Having visited the week 2 of the Free Range Photo Degree Shows at Truman Brewery over the weekend, I was pleasantly surprised with the diversity and quality of work on display.
Following on from the last week’s review, I am publishing a small selection of my personal highlights from the show:
Presentation: There was a lot of innovative and original presentation ideas that included unusual printing techniques, display methods and installation, which added another layer of meaning to the work, not merely masking poor photography with fancy packaging (as is often the case). Some of my favorites were:
- Jack W Wareing’s images from Embracing the Void series, printed on old recipes and underground tickets, ‘exposing the disposability and temporality of individual within the medium of photography’ (Folka, University of Creative Arts, Farnham)

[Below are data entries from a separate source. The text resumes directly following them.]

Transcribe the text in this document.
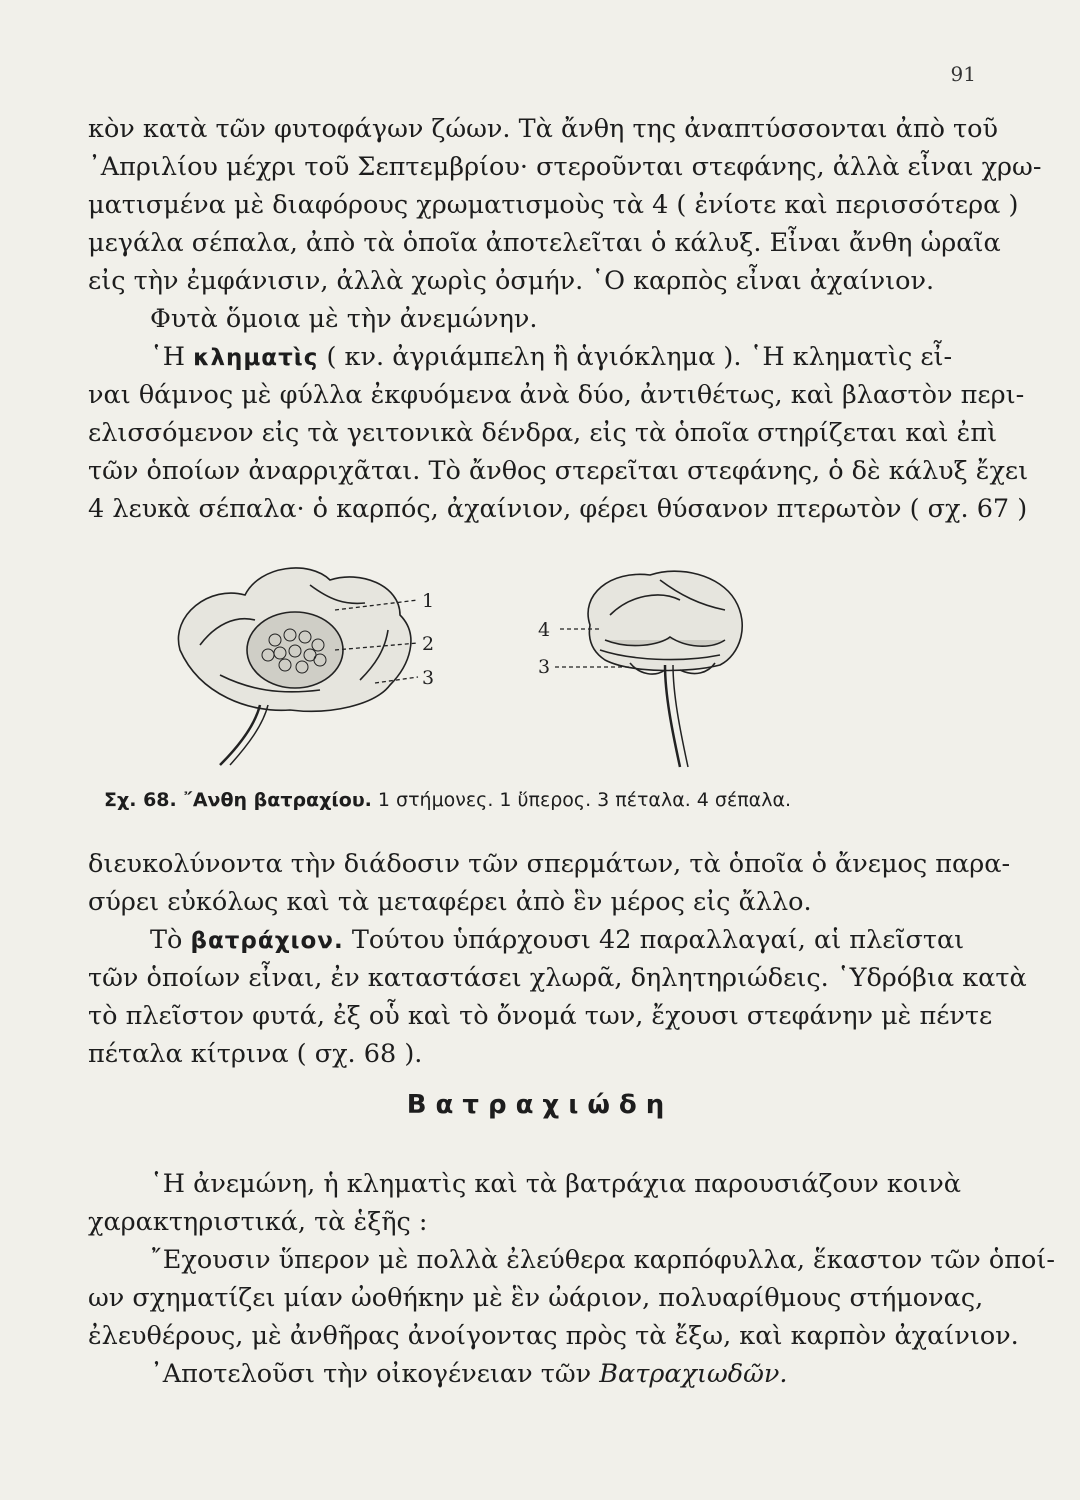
91
κὸν κατὰ τῶν φυτοφάγων ζώων. Τὰ ἄνθη της ἀναπτύσσονται ἀπὸ τοῦ
᾿Απριλίου μέχρι τοῦ Σεπτεμβρίου· στεροῦνται στεφάνης, ἀλλὰ εἶναι χρω-
ματισμένα μὲ διαφόρους χρωματισμοὺς τὰ 4 ( ἐνίοτε καὶ περισσότερα )
μεγάλα σέπαλα, ἀπὸ τὰ ὁποῖα ἀποτελεῖται ὁ κάλυξ. Εἶναι ἄνθη ὡραῖα
εἰς τὴν ἐμφάνισιν, ἀλλὰ χωρὶς ὀσμήν. ῾Ο καρπὸς εἶναι ἀχαίνιον.
Φυτὰ ὅμοια μὲ τὴν ἀνεμώνην.
῾Η κληματὶς ( κν. ἀγριάμπελη ἢ ἁγιόκλημα ). ῾Η κληματὶς εἶ-
ναι θάμνος μὲ φύλλα ἐκφυόμενα ἀνὰ δύο, ἀντιθέτως, καὶ βλαστὸν περι-
ελισσόμενον εἰς τὰ γειτονικὰ δένδρα, εἰς τὰ ὁποῖα στηρίζεται καὶ ἐπὶ
τῶν ὁποίων ἀναρριχᾶται. Τὸ ἄνθος στερεῖται στεφάνης, ὁ δὲ κάλυξ ἔχει
4 λευκὰ σέπαλα· ὁ καρπός, ἀχαίνιον, φέρει θύσανον πτερωτὸν ( σχ. 67 )
1
2
3
4
3
Σχ. 68. ῎Ανθη βατραχίου. 1 στήμονες. 1 ὕπερος. 3 πέταλα. 4 σέπαλα.
διευκολύνοντα τὴν διάδοσιν τῶν σπερμάτων, τὰ ὁποῖα ὁ ἄνεμος παρα-
σύρει εὐκόλως καὶ τὰ μεταφέρει ἀπὸ ἓν μέρος εἰς ἄλλο.
Τὸ βατράχιον. Τούτου ὑπάρχουσι 42 παραλλαγαί, αἱ πλεῖσται
τῶν ὁποίων εἶναι, ἐν καταστάσει χλωρᾶ, δηλητηριώδεις. ῾Υδρόβια κατὰ
τὸ πλεῖστον φυτά, ἐξ οὗ καὶ τὸ ὄνομά των, ἔχουσι στεφάνην μὲ πέντε
πέταλα κίτρινα ( σχ. 68 ).
Βατραχιώδη
῾Η ἀνεμώνη, ἡ κληματὶς καὶ τὰ βατράχια παρουσιάζουν κοινὰ
χαρακτηριστικά, τὰ ἑξῆς :
῎Εχουσιν ὕπερον μὲ πολλὰ ἐλεύθερα καρπόφυλλα, ἕκαστον τῶν ὁποί-
ων σχηματίζει μίαν ὠοθήκην μὲ ἓν ὠάριον, πολυαρίθμους στήμονας,
ἐλευθέρους, μὲ ἀνθῆρας ἀνοίγοντας πρὸς τὰ ἔξω, καὶ καρπὸν ἀχαίνιον.
᾿Αποτελοῦσι τὴν οἰκογένειαν τῶν Βατραχιωδῶν.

- Inspired by Franco Vaccari’s work, presented at Venice Biennale in 1972, Louise Southgate invited the show visitors to contribute to her Exhibition in Real Time by visiting a photo booth she set up in B5. An interesting and brave choice of topic for a degree show! (Colchester School of Arts)

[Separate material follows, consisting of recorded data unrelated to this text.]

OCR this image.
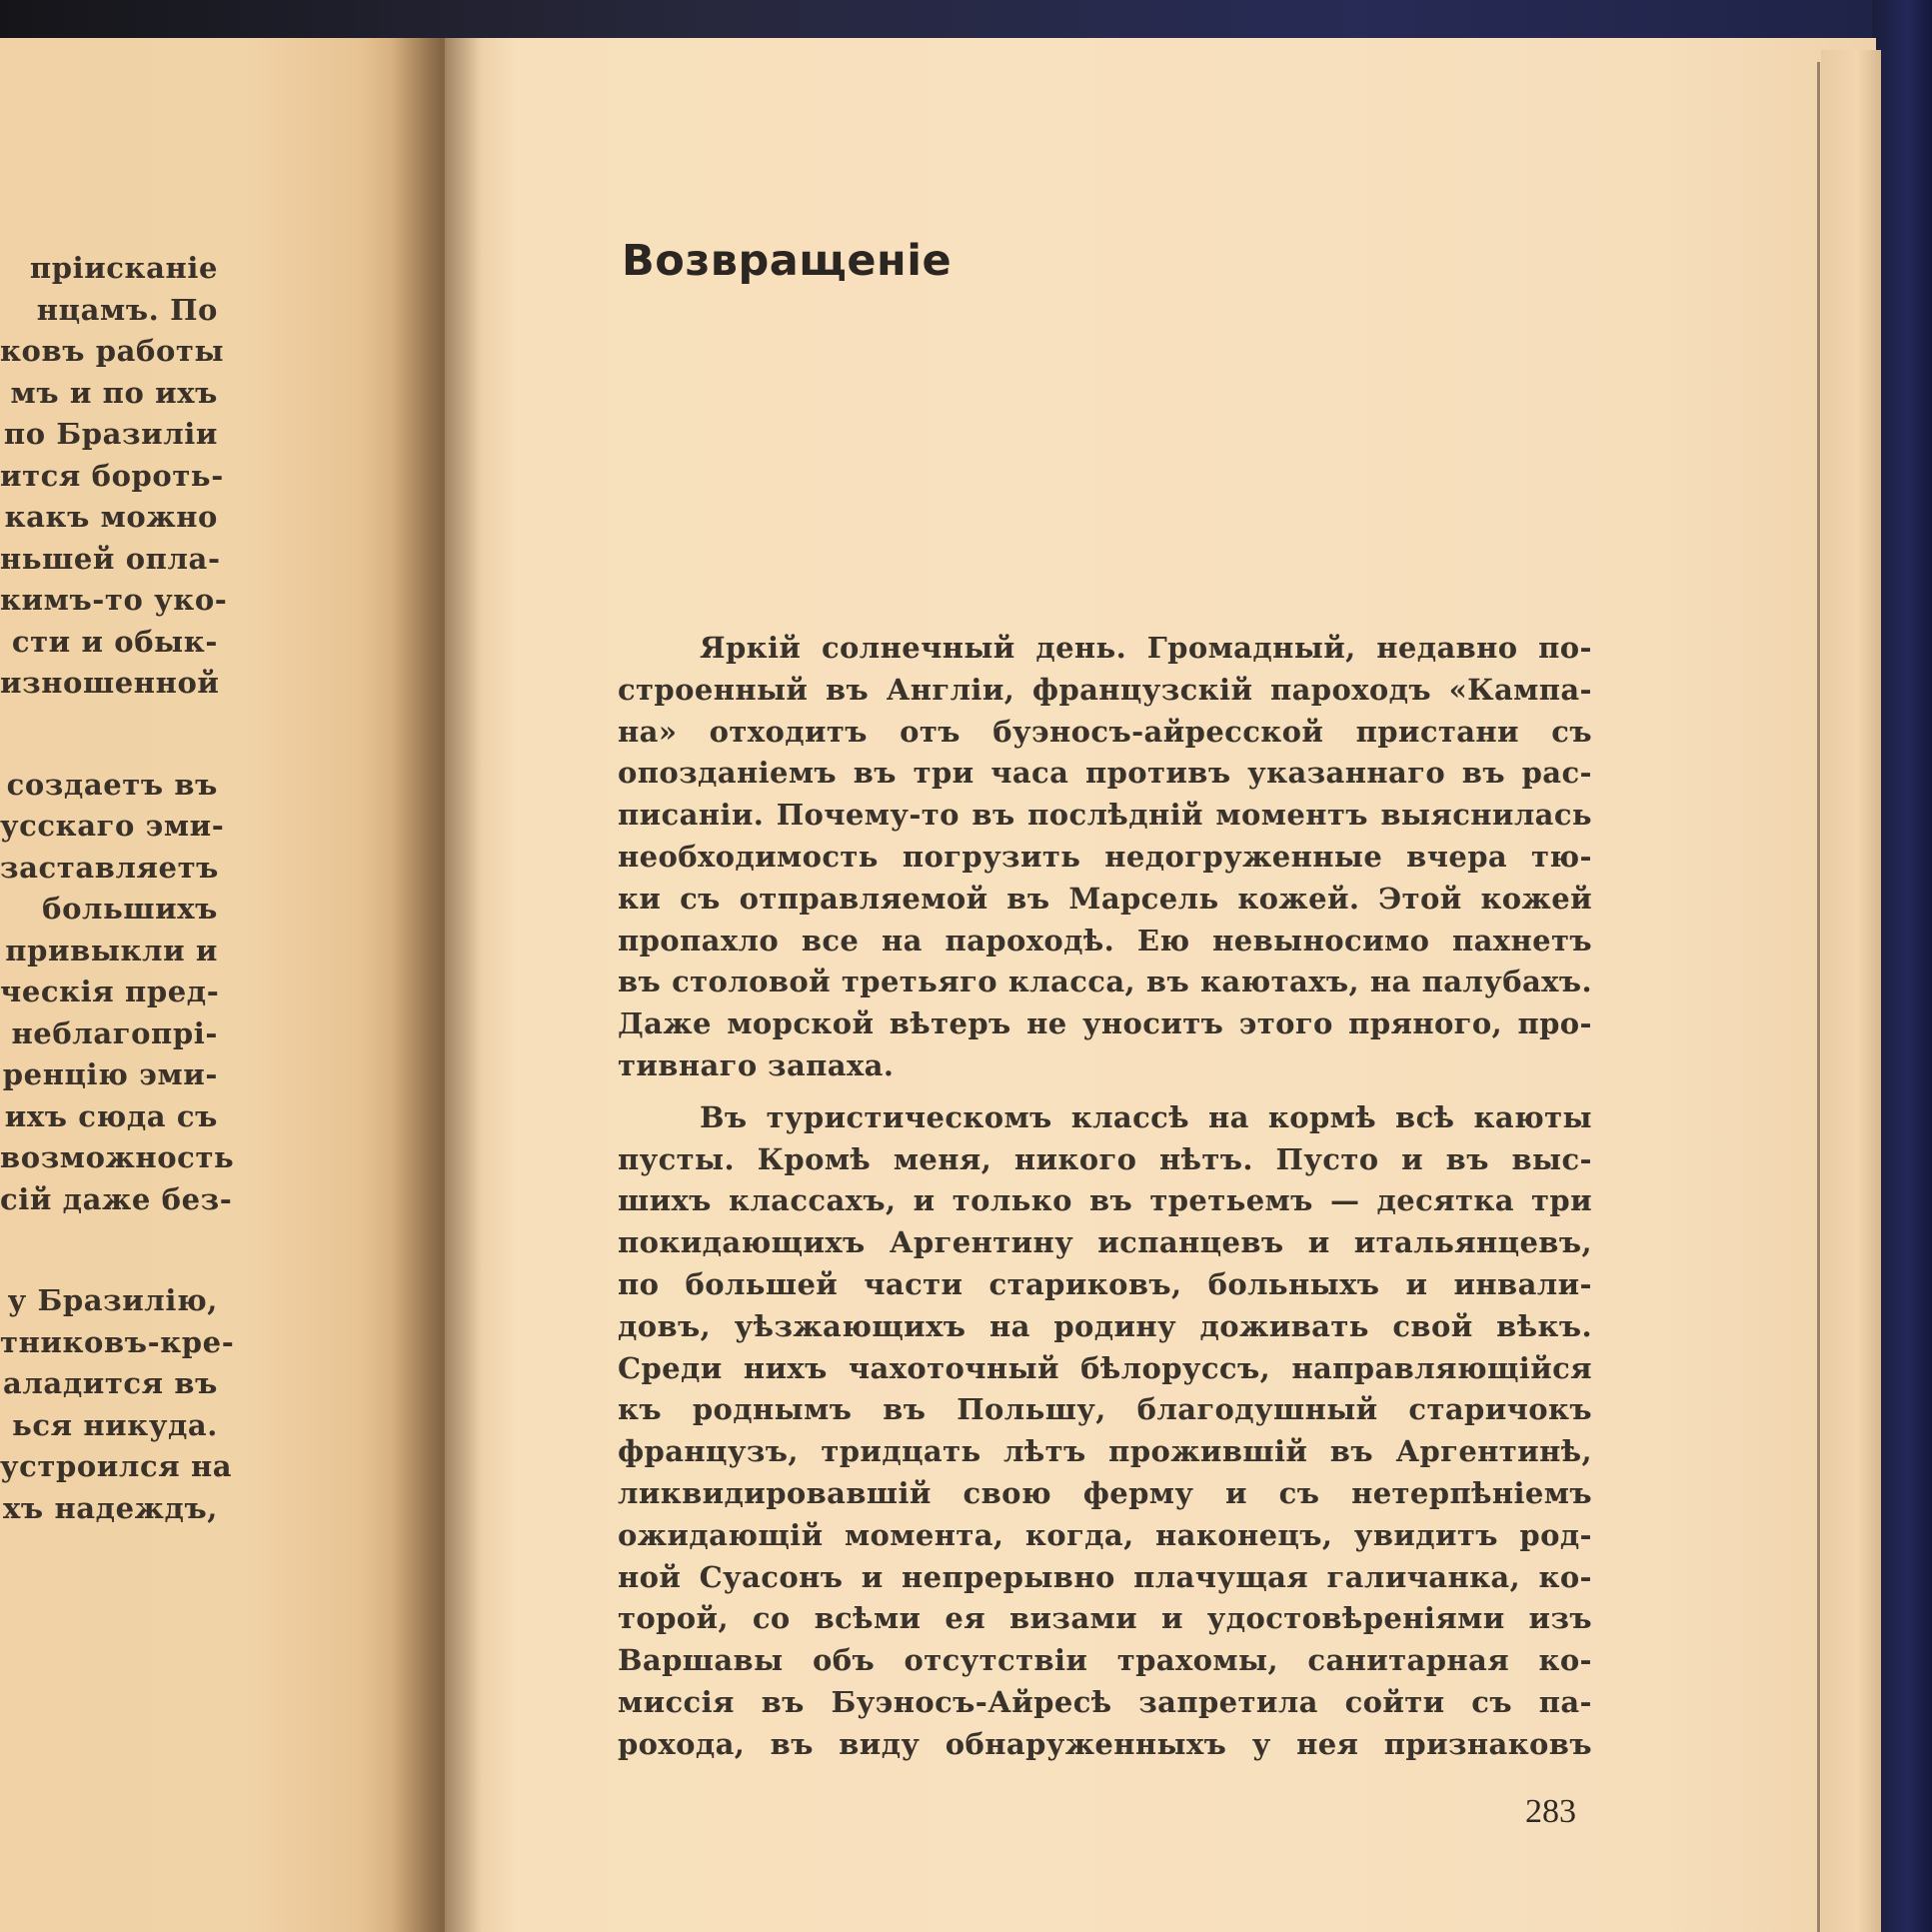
пріисканіе
нцамъ. По
ковъ работы
мъ и по ихъ
по Бразиліи
ится бороть-
какъ можно
ньшей опла-
кимъ-то уко-
сти и обык-
изношенной
создаетъ въ
усскаго эми-
заставляетъ
большихъ
привыкли и
ческія пред-
неблагопрі-
ренцію эми-
ихъ сюда съ
возможность
сій даже без-
у Бразилію,
тниковъ-кре-
аладится въ
ься никуда.
устроился на
хъ надеждъ,
Возвращеніе
Яркій солнечный день. Громадный, недавно по-
строенный въ Англіи, французскій пароходъ «Кампа-
на» отходитъ отъ буэносъ-айресской пристани съ
опозданіемъ въ три часа противъ указаннаго въ рас-
писаніи. Почему-то въ послѣдній моментъ выяснилась
необходимость погрузить недогруженные вчера тю-
ки съ отправляемой въ Марсель кожей. Этой кожей
пропахло все на пароходѣ. Ею невыносимо пахнетъ
въ столовой третьяго класса, въ каютахъ, на палубахъ.
Даже морской вѣтеръ не уноситъ этого пряного, про-
тивнаго запаха.
Въ туристическомъ классѣ на кормѣ всѣ каюты
пусты. Кромѣ меня, никого нѣтъ. Пусто и въ выс-
шихъ классахъ, и только въ третьемъ — десятка три
покидающихъ Аргентину испанцевъ и итальянцевъ,
по большей части стариковъ, больныхъ и инвали-
довъ, уѣзжающихъ на родину доживать свой вѣкъ.
Среди нихъ чахоточный бѣлоруссъ, направляющійся
къ роднымъ въ Польшу, благодушный старичокъ
французъ, тридцать лѣтъ прожившій въ Аргентинѣ,
ликвидировавшій свою ферму и съ нетерпѣніемъ
ожидающій момента, когда, наконецъ, увидитъ род-
ной Суасонъ и непрерывно плачущая галичанка, ко-
торой, со всѣми ея визами и удостовѣреніями изъ
Варшавы объ отсутствіи трахомы, санитарная ко-
миссія въ Буэносъ-Айресѣ запретила сойти съ па-
рохода, въ виду обнаруженныхъ у нея признаковъ
283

- Alice Flannery’s installation can hardly be described with words – you need to see and experience it to understand the feeling of being surrounded by a dozen naked women in foggy glassed jars (Spectrum, Nottingham Trent University)

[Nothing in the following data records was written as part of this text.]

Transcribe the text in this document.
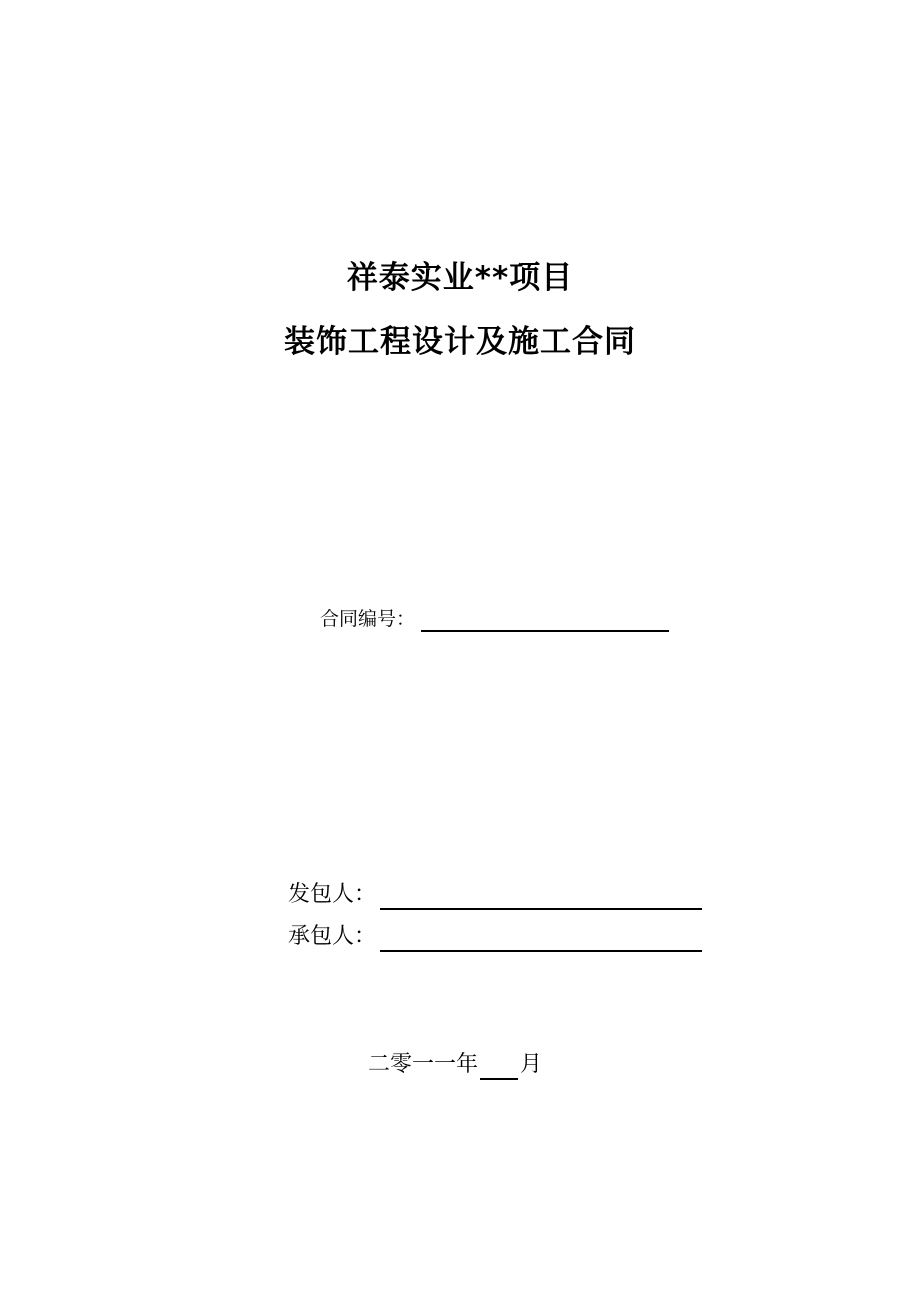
祥泰实业**项目
装饰工程设计及施工合同
合同编号：
发包人：
承包人：
二零一一年 月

- Rhiannon Creese’s frame grid addressing the issues of child sex abuse (University of Derby)
Body: Human bodies appear on photographs time and time again, and while there were a lot of interesting portraits on display, the two still lives really stood out from the crowd:
- Chloe Rosser‘s Form transforms familiar human body into ‘mindless mass of flesh, both intriguing and repelling’ (F-lux, Falmouth University)
- Tammy M Sills project Love, Loss and Change exploring the relationship between human body domestic environments (University of Derby)
Colour: Again, an integral part of many images, several artists chose colour as core concept to their work. Interesting examples of this are portfolio of the two F-lux photographers, Madeleine Kimberley’s Migration and Chloe Zebedee’s Red.
There was a surprising lack in interesting photo books, most of the ones I came across felt like a broader selection of prints on the wall, rather than an artwork in itself (and for many project less would definitely be more). Moreover, not many documentary stories left an impression, but, I suppose, the majority of work on display was from art, rather than journalism focused courses. An exception to this statement is Sunday Girls – a very sweet, but seeming unfinished projectby Sophie Brock from Polka.
Finally, keeping the best for last, my absolute favorite work from both weeks of Free Range Photo Shows is Familiar Dream by Leanne Healeyfrom F-lux – it’s visually arresting and captivating combination of documentary, fashion and fine art and is still work in progress! Can’t wait to see more!